1. Field of the Invention
The present invention relates to a golf ball and, more particularly, to an improvement of the aerodynamic characteristics of the outer surface of a golf ball having a plurality of dimples formed in the outer surface of the ball.
2. Disclosure of Related Art
Generally, a golf ball flying in the air is subject to two types of air resistance, i.e., a pressure drag produced by an air pressure difference produced in front of and behind the ball, and a friction drag produced by friction between the surface of the ball and the air. These resistances decrease the distance of flight of the ball. Generally, the friction drag imposed on the ball during flight is much less than the pressure drag imposed on the ball during flight. Therefore, to increase the distance of flight of the ball, it is desirable to reduce the pressure drag imposed on the ball, as much as possible.
When a ball is flying in the air, a laminar air flow boundary layer is produced on the front side of the ball, and a turbulent air flow boundary layer, i.e., an intermediate boundary layer at the point of transition from a laminar flow to a turbulent flow, is produced on the outer surface of the ball behind the laminar air flow boundary layer, and at the rear end of the turbulent air flow boundary layer, the air stream is exfoliated from the outer surface of the ball and a plurality of swirling streams are produced behind the ball. In front of the ball, air is pressurized by the ball, and thus the air pressure is increased, but behind the ball, the air pressure is reduced due to the exfoliation of the air stream from the outer surface of the ball. Therefore, a pressure difference occurs in front of and behind the ball during the flight, and accordingly, a resistance force is produced by this pressure difference which acts on the ball to disturb the advance of the ball. Such a resistance force is known as pressure drag. It is known that the magnitude of the pressure drag imposed on the ball during flight is roughly in proportion to the square of a kinetic speed of the ball.

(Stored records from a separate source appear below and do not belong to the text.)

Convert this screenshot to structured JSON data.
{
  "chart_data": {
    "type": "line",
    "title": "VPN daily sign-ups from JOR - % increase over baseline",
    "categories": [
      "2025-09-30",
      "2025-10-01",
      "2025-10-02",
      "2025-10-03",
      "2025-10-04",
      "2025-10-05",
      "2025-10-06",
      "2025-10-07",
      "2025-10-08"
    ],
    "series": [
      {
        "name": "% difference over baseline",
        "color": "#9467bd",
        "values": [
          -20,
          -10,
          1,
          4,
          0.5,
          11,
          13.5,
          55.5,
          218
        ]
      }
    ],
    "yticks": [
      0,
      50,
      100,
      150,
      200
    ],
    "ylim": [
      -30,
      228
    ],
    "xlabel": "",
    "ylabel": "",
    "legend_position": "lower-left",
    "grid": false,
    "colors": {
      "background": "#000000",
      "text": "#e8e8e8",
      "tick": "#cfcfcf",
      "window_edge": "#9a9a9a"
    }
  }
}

In order to reduce the pressure drag imposed on the golf ball during the flight, it is desirable to reduce the air pressure difference produced in front of and behind the ball as soon as possible by reducing the pressure drop produced behind the ball. Accordingly, it is desirable to improve the aerodynamic characteristics of the outer surface of the ball so that the turbulent air flow boundary layer extends toward the front and back of the ball, and the exfoliating point of the air stream shifts toward the back of the ball.
In conventional golf balls, a spherical body is formed with a plurality of circular dimples uniformly arranged in the entire outer surface thereof. These dimples serve to shift the exfoliating point of the air stream toward the back of the ball.
When the relationship between the kinetic speed of the golf ball and the air pressure drag imposed on the ball during flight is examined, the air pressure drag imposed on the ball increases gradually in accordance with the increase of the ball speed, but immediately after the ball speed exceeds a certain speed, i.e., a critical speed, the air pressure drag is abruptly reduced, and then the pressure drag also increases gradually in accordance with the increase of the ball speed. Such an abrupt decrease of the pressure drag occurs due to the production of a turbulent air flow boundary layer on the outer surface of the ball. Generally, the kinetic speed of a golf ball hit by a golf club is in a range of 20 to 70 m/sec: an initial speed of the ball being in a range of 40 to 70 m/sec; and the speed of the ball during falling being in a range of 20 to 30 m/sec. When a golf ball having a smooth spherical outer surface without dimples is hit by a golf club, an abrupt drop of a pressure drag due to a production of a turbulent air flow boundary layer occurs at a speed of about 60 m/sec. That is, a critical speed of a ball having a smooth outer surface is about 60 m/sec. Therefore, such a ball having a smooth outer surface is subject to a small pressure drag during flight at a high speed of 60 to 70 m/sec, but is subject to a greater pressure drag during flight at a low and medium speed of 20 to 60 m/sec, resulting in a decrease of the distance of flight of the ball and a deterioration of directional control of the flight of the ball. In the case of a conventional golf ball having dimples on the outer surface thereof, a critical speed is about 25 to 30 m/sec. Therefore, such a ball having dimples is subject to a small pressure drag during flight at the medium and high speeds, but is subject to a greater pressure drag during flight at the low speed, particularly when the ball falls, resulting in a decrease of the distance of flight of the ball.